Dünyada ve ülkemizde gıda kayıplarının azaltılması için önemli çabalar sarf ediliyor.

Çok değişik hesaplar yapılıyor. Dünyada üretilen toplam gıda, Amerikalıların diyetiyle tüketilirse ancak iki buçuk milyar insanı besliyor. Afrikalılar gibi tüketilirse 20 milyar insanı besliyor.
Esas itibariyle üretilen gıdanın %40’ı zayi oluyor ve bunun önüne geçilmesi gerekiyor. Halen üretilen gıda ürünlerinin %20’si hasat, harman ve depolamada kaybediliyor. Geri kalanının yarısı mutfak artıkları olarak çöpe giderken, geri kalanı aşırı yemek suretiyle kanalizasyona gidiyor.

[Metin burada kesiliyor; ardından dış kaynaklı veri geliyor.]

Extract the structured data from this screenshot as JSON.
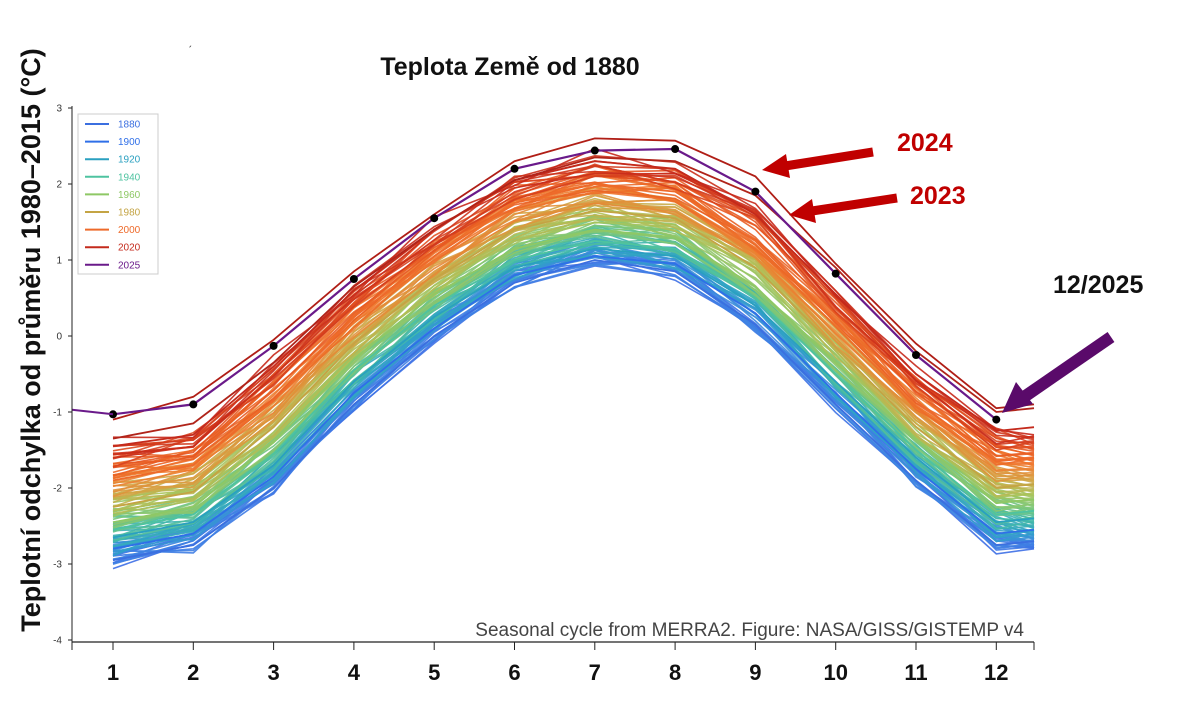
{
  "chart_data": {
    "type": "line",
    "title": "Teplota Země od 1880",
    "ylabel": "Teplotní odchylka od průměru 1980–2015 (°C)",
    "xlabel": "",
    "source": "Seasonal cycle from MERRA2. Figure: NASA/GISS/GISTEMP v4",
    "x": [
      1,
      2,
      3,
      4,
      5,
      6,
      7,
      8,
      9,
      10,
      11,
      12
    ],
    "x_tick_labels": [
      "1",
      "2",
      "3",
      "4",
      "5",
      "6",
      "7",
      "8",
      "9",
      "10",
      "11",
      "12"
    ],
    "ylim": [
      -4,
      3
    ],
    "y_ticks": [
      3,
      2,
      1,
      0,
      -1,
      -2,
      -3,
      -4
    ],
    "grid": false,
    "legend_position": "top-left",
    "legend": [
      {
        "label": "1880",
        "color": "#3b6fe0"
      },
      {
        "label": "1900",
        "color": "#2f6fe8"
      },
      {
        "label": "1920",
        "color": "#2aa0c0"
      },
      {
        "label": "1940",
        "color": "#4ec3a0"
      },
      {
        "label": "1960",
        "color": "#8ec865"
      },
      {
        "label": "1980",
        "color": "#c4a444"
      },
      {
        "label": "2000",
        "color": "#ee6a2a"
      },
      {
        "label": "2020",
        "color": "#c42a1c"
      },
      {
        "label": "2025",
        "color": "#6a1a8a"
      }
    ],
    "series": [
      {
        "name": "1880",
        "values": [
          -2.95,
          -2.75,
          -2.0,
          -0.9,
          0.0,
          0.7,
          1.0,
          0.85,
          0.15,
          -0.9,
          -1.9,
          -2.75
        ]
      },
      {
        "name": "1900",
        "values": [
          -2.8,
          -2.6,
          -1.85,
          -0.75,
          0.1,
          0.8,
          1.05,
          0.95,
          0.3,
          -0.75,
          -1.75,
          -2.6
        ]
      },
      {
        "name": "1920",
        "values": [
          -2.65,
          -2.45,
          -1.7,
          -0.6,
          0.25,
          0.9,
          1.15,
          1.05,
          0.4,
          -0.6,
          -1.6,
          -2.45
        ]
      },
      {
        "name": "1940",
        "values": [
          -2.55,
          -2.35,
          -1.55,
          -0.45,
          0.4,
          1.0,
          1.25,
          1.15,
          0.5,
          -0.5,
          -1.5,
          -2.35
        ]
      },
      {
        "name": "1960",
        "values": [
          -2.45,
          -2.25,
          -1.4,
          -0.3,
          0.55,
          1.15,
          1.4,
          1.3,
          0.65,
          -0.35,
          -1.35,
          -2.2
        ]
      },
      {
        "name": "1980",
        "values": [
          -2.25,
          -2.05,
          -1.2,
          -0.1,
          0.75,
          1.4,
          1.65,
          1.55,
          0.9,
          -0.15,
          -1.2,
          -2.0
        ]
      },
      {
        "name": "2000",
        "values": [
          -1.9,
          -1.7,
          -0.85,
          0.25,
          1.05,
          1.75,
          2.0,
          1.9,
          1.25,
          0.2,
          -0.85,
          -1.65
        ]
      },
      {
        "name": "2020",
        "values": [
          -1.45,
          -1.3,
          -0.4,
          0.6,
          1.4,
          2.05,
          2.3,
          2.2,
          1.6,
          0.55,
          -0.5,
          -1.25
        ]
      },
      {
        "name": "2024",
        "values": [
          -1.1,
          -0.8,
          -0.05,
          0.85,
          1.6,
          2.3,
          2.6,
          2.57,
          2.1,
          0.95,
          -0.1,
          -0.95
        ]
      },
      {
        "name": "2023",
        "values": [
          -1.35,
          -1.15,
          -0.35,
          0.65,
          1.4,
          2.05,
          2.35,
          2.3,
          1.85,
          0.9,
          -0.2,
          -1.0
        ]
      },
      {
        "name": "2025",
        "values": [
          -1.03,
          -0.9,
          -0.13,
          0.75,
          1.55,
          2.2,
          2.44,
          2.46,
          1.9,
          0.82,
          -0.25,
          -1.1
        ]
      }
    ],
    "annotations": [
      {
        "text": "2024",
        "color": "#c00000"
      },
      {
        "text": "2023",
        "color": "#c00000"
      },
      {
        "text": "12/2025",
        "color": "#111111"
      }
    ]
  }
}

Dünya Gıda Tarım Örgütü gıda kayıplarının azaltılması için sürekli uyarılarda bulunuyor.
Bilim adamları, önce içeriğini analiz ederek ve bu bulgulara dayanarak, sürdürülebilir yakıtlar, biyogaz ve elektrikten yararlı kimyasallar ve organik gübreye kadar çeşitli üretim fırsatları önererek, gıda işleme atıklarının değerlendirilmesi için önemli çalışmalara imza atıyorlar.
Patates kabukları, kızarmış hamur parçacıkları, peynir altı suyu ve düzenli olarak çöplüklere giden diğer endüstriyel gıda işleme atıkları için tekrar kullanım alanları ortaya çıkıyor. Atıklar ekonomiye kazandırılırken sera gazı emisyonları da azaltılıyor.
Araştırmacılar, ABD’nin Ohio eyaletinde bulunan büyük gıda işleme şirketlerinden 14'ünden ve toplamda 46 atık örneği toplayarak yürüttükleri çalışmada, atıkları bitkisel atıklar, yağ içeriği yüksek atıklar, endüstriyel çamur ve nişastalı atıklar guruplarına ayırarak hangi amaçlarla kullanılabileceklerini test etmişler.
Atık guruplarının kimyasal içeriklerini belirleyen araştırıcılar, soya küspesi gibi yağlı gurubu oluşturan atıkların biyodizel üretimi için işlenebilir yeterlilikte olduğunu belirlediler. Nişastalı atıklarla birlikte yağlı atıkların biyogaz üretiminde de kullanılabileceğini, metan salınımı azaltılırken enerjisi alınmış materyalin çok değerli bir gübre olduğunu ortaya koydular.
Düşük kalorili bitkisel atıkların, enerji üretimi için çok uygun olmadığının ortaya konduğu çalışmalarda, bu materyallerin özü çıkarılabilen ve sağlığı teşvik eden bileşiklerde kullanılabilen bol miktarda organik flavonoid, antioksidan ve pigment kaynağı olduğunu tespit ettiler.
Yumurta kabukları ve domates kabuklarının kauçuk ürünlerde dolgu maddesi olarak kullanılabileceğini ortaya koyan araştırıcılar, lastik malzemelerde petrol kullanımının azaltılabileceğini belirlediler.
Mısırın, biyoyakıt, aseton ve bütanole üretiminde kullanıldığını belirten araştırıcılar, gıda atıklarının mısırın kullanıldığı alanlara girmesiyle, mısırın gıda ve yem sektöründe daha verimli kullanılacağını iddia ediyorlar. Diğer yandan mısır üretiminin azaltılması ve su israfının önüne geçilmesi açısından da bu öneri önem arz ediyor.
Önerilen dönüştürme teknolojileri gerek gıda işleme tesislerinde ortaya çıkan atıkların, gerekse mutfak artıklarının yeniden kullanımı ve geri kazanımı alanında devrim niteliği taşıyor. Bütün mesele bu alanda sürdürülebilir yatırımlar yapmak ve dünya ekosistemine hizmet etmek.